REPUBLIKA.CO.ID, JAKARTA -- Koordinator Forum Masyarakat Peduli Parlemen Indonesia (Formappi) Sebastian Salang menegaskan tidak ada jalan lain bagi publik untuk menjaga nilai demokrasi selain menggugat Undang-Undang tentang MPR, DPR dan DPD (UU MD3). Jalan satu-satunya menggugat UU MD3 ke Mahkamah Konstitusi (MK) ini setelah DPR akhirnya mengesahkan revisi UU MD3 yang didalamnya memuat pasal imunitas Anggota DPR, kewenangan lebih MKD dan kewenangan panggil paksa oleh DPR.

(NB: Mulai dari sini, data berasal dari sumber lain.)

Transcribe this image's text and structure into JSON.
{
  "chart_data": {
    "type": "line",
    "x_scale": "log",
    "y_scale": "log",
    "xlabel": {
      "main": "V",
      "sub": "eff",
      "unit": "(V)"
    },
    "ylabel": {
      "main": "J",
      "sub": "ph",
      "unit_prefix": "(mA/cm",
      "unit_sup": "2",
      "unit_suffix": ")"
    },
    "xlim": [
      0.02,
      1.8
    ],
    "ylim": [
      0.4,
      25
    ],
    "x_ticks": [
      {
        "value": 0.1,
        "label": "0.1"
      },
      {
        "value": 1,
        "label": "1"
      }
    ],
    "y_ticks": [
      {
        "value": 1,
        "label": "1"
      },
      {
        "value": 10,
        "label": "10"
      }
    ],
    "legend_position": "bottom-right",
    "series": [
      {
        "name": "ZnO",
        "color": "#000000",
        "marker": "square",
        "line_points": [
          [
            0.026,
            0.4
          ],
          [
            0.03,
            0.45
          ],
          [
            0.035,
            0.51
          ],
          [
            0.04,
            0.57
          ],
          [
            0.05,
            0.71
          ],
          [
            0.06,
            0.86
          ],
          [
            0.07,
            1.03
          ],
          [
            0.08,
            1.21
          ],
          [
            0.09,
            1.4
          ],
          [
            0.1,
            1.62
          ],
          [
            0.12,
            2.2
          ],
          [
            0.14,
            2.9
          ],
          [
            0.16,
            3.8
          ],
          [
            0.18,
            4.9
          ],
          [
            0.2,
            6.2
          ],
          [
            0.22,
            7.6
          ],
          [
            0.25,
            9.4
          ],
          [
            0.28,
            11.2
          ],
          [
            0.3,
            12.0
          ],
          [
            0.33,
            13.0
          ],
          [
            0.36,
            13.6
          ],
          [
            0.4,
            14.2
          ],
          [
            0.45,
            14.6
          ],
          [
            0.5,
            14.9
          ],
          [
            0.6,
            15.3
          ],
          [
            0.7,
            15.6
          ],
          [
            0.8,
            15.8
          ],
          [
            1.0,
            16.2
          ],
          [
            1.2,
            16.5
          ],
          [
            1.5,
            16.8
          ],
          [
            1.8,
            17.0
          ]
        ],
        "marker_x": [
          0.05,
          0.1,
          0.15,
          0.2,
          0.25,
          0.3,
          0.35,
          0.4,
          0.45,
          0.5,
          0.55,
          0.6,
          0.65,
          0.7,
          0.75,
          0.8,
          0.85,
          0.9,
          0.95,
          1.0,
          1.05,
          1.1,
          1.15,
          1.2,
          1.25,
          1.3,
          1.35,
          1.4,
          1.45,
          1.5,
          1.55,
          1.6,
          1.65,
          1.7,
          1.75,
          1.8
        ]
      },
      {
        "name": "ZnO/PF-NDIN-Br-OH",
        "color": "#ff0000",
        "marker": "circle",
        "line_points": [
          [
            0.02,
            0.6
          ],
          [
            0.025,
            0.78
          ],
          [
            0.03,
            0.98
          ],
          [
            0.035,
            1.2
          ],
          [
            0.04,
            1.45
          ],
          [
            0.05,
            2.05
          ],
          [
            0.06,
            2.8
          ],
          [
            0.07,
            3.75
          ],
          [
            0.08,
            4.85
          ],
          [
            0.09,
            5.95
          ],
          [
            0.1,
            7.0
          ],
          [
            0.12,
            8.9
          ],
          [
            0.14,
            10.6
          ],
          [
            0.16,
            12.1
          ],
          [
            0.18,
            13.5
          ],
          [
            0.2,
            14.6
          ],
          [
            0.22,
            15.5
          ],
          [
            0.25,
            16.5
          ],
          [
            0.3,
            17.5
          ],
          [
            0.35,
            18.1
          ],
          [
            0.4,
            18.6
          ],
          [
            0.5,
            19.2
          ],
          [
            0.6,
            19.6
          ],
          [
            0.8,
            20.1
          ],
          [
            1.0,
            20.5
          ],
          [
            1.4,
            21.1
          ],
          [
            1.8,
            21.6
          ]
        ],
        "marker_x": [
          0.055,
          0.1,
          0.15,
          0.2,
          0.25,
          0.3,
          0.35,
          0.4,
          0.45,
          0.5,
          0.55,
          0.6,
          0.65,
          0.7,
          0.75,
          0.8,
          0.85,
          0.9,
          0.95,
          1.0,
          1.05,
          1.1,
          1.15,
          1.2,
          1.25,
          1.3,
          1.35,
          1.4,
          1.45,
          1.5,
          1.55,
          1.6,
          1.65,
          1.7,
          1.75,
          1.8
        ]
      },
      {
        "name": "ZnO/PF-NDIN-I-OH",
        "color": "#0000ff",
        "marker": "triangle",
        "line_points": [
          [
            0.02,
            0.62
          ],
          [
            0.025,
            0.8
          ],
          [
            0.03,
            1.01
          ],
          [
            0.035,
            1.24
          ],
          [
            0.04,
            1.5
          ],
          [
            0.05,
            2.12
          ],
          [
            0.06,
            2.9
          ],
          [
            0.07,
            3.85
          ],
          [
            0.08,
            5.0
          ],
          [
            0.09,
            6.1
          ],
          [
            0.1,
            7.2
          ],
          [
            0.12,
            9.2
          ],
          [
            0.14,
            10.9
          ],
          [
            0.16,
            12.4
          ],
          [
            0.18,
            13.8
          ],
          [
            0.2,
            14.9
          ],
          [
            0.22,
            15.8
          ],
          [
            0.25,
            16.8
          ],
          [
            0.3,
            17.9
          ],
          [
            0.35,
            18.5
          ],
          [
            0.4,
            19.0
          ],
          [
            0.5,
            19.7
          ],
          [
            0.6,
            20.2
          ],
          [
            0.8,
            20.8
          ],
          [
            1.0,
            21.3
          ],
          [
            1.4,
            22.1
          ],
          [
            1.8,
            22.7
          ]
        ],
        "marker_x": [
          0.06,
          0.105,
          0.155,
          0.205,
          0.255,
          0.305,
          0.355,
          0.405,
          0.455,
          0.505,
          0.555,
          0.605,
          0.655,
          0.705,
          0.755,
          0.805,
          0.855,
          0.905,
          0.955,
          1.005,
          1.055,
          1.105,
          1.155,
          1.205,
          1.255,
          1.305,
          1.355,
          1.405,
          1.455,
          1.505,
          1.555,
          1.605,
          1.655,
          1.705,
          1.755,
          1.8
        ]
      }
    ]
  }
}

"Ini Undang-Undang MD3 sudah telanjur disahkan, bila pasal-pasal ini diketahui saat proses pembahasan ceritanya bisa lain. Tapi karena sudah disahkan, pilihannya tidak ada jalan lain UU MD3 ini harus digugat ke Mahkamah Konstitusi," ujar Salang kepada wartawan, Selasa (13/2).
Karena bagaimanapun arah UU MD3 ini akan membungkam demokrasi. Hak warga masyarakat mengkritisi kinerja DPR sebab mereka dipilih oleh rakyat dan bekerja atas nama rakyat. Bila mereka Anggota DPR tidak bisa dikritisi oleh rakyat tentu akan merusak semangat demokrasi.
Baca: 'Citra DPR akan Makin Buruk Jika Pengkritik Dikriminalisasi'.
"Karena itu saya kira pilihan gugatan ke MK itu harus diambil untuk menjaga semangat demokrasi kita," kata dia.
Walaupun di sisi lain, diakui Salang, ada kekhawatiran lain soal independensi Ketua MK. Suara publik yang meminta Ketua MK segera mengundurkan diri karena terkesan sangat membela DPR. Dugaan ada negosiasi politik pun menguat karena pertemuan Ketua MK dan DPR. Ini akan menjadi tantangan tersendiri.
Tapi terlepas fakta pertemuan dan desakan mundur Ketua MK tersebut. Formappi menilai siapapun yang tidak setuju dengan pasal-pasal dalam UU MD3 ada jalurnya untuk menggugat aturan ini dengan judicial review di MK.